Cedar LNG “will be the first floating hydroelectric, turbo-driven system globally, and air cooled using a single mixed-refrigerant cryogenic process.” Laszlo von Lazar, Black & Veatch's president of energy and process industries, told ENR. Air cooling will eliminate any water usage required to cool the liquefaction system, he said.
The firm’s PRICO technology also reduces refrigerant inventory and boosts efficiency by up to 2.5%, he said.
The LNG plant itself will be on the deck of the vessel, with electricity supplied at Kitimat by an onshore power network that Cedar LNG and utility B.C. Hydro are developing, said Brady Hays, Black & Veatch's senior vice president of energy resource and process industries. The firm will have about 350 staff supporting the project, with detailed engineering and procurement expected to continue through late 2025.
“Right now we’re designing the fabricated steel that will hold the modules, and writing the specs for sizing and procurement,” von Lazar explained. Black & Veatch and Samsung will acquire the steel and install the equipment as modules are built in sequence at Samsung’s yard, he said.
Cedar LNG has obtained all major regulatory approvals and is negotiating an agreement to connect the facility to Coastal GasLink, the TC Energy-owned pipeline completed last year to transport gas for the nearby but independent LNG Canada export terminal, led by Shell. The first 14-million-tpy phase of that onshore facility is being built under an EPC contract to JGC Corp. and Fluor Corp. Construction is nearly complete, with the estimated $14-billion project on track to ship its first LNG next year.
With the January pause in U.S. government authorization of new LNG exports to countries without a U.S. free trade agreement, Canada export facilities may benefit globally due to its free trade agreement with the U.S. and Mexico, said a March report by the Institution for Energy Economics and Financial Analysis.
But the report cautioned that Canadian projects face an uncertain future from shrinking global demand for LNG and potential oversupply. LNG will maintain its importance “when renewables aren’t producing power,” von Lazar said. “LNG is interlinked with what’s going on with renewables throughout the world and facilitates the progress of decarbonization.”

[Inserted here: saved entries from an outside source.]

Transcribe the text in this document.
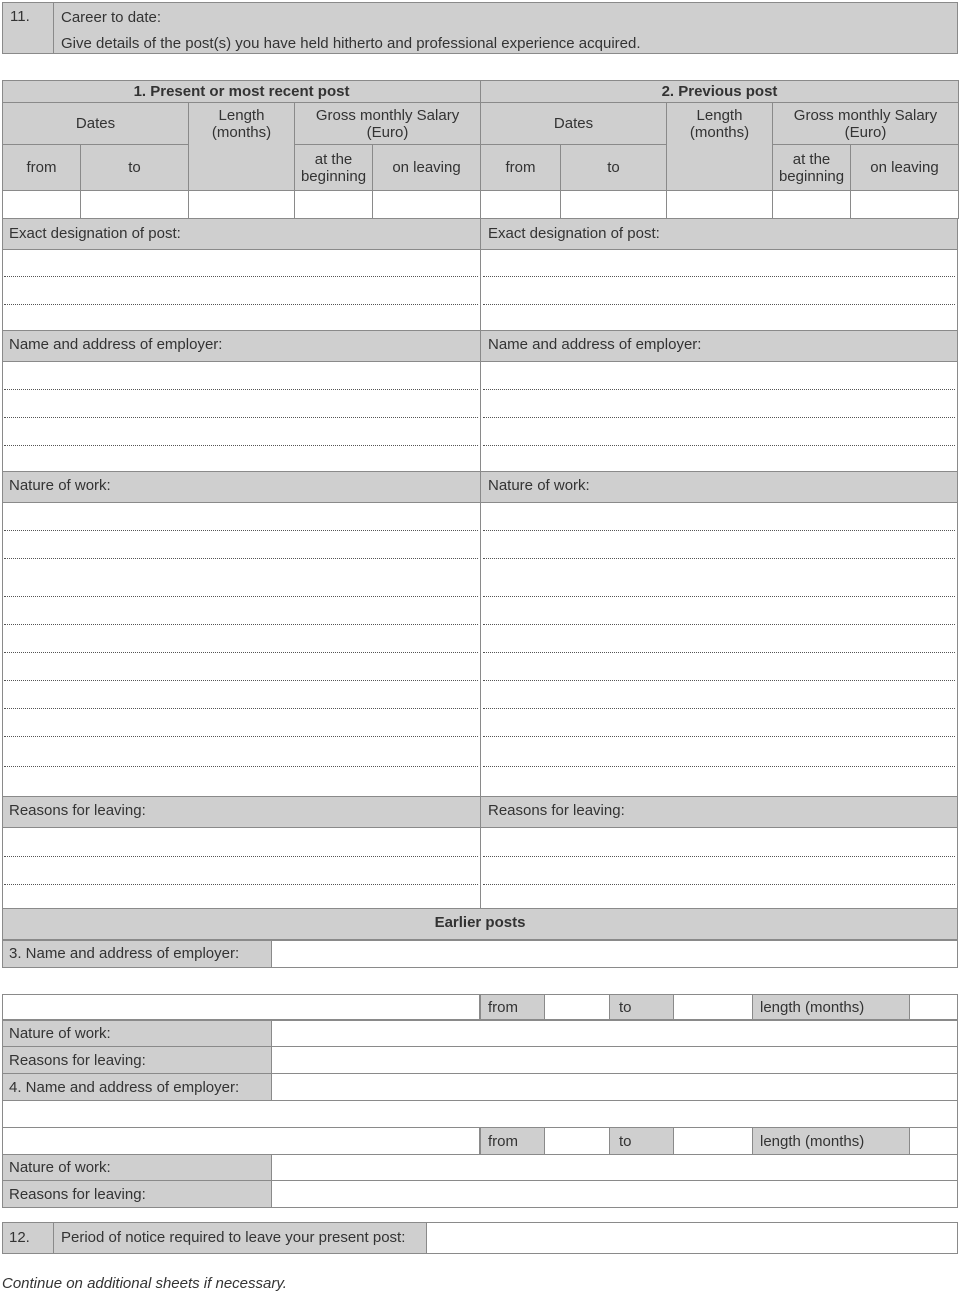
11. Career to date:
Give details of the post(s) you have held hitherto and professional experience acquired.
1. Present or most recent post				
Dates		Length (months)	Gross monthly Salary (Euro)	
from	to		at the beginning	on leaving

2. Previous post				
Dates		Length (months)	Gross monthly Salary (Euro)	
from	to		at the beginning	on leaving

Exact designation of post:	Exact designation of post:
Name and address of employer:	Name and address of employer:
Nature of work:	Nature of work:
Reasons for leaving:	Reasons for leaving:
Earlier posts
3. Name and address of employer:
from	to	length (months)
Nature of work:
Reasons for leaving:
4. Name and address of employer:
from	to	length (months)
Nature of work:
Reasons for leaving:
12. Period of notice required to leave your present post:
Continue on additional sheets if necessary.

LNG opposition also is rising in Canada, with 88 advocacy groups recently asking British Columbia Premier David Eby, by letter, to halt expanded gas production, including five export terminals underway or planned in the province, the Vancouver Sun recently reported. They cite "megatonnes of greenhouse gas emissions every year" and insufficient BC Hydro transmission capacity to support expanded electrification of the terminals.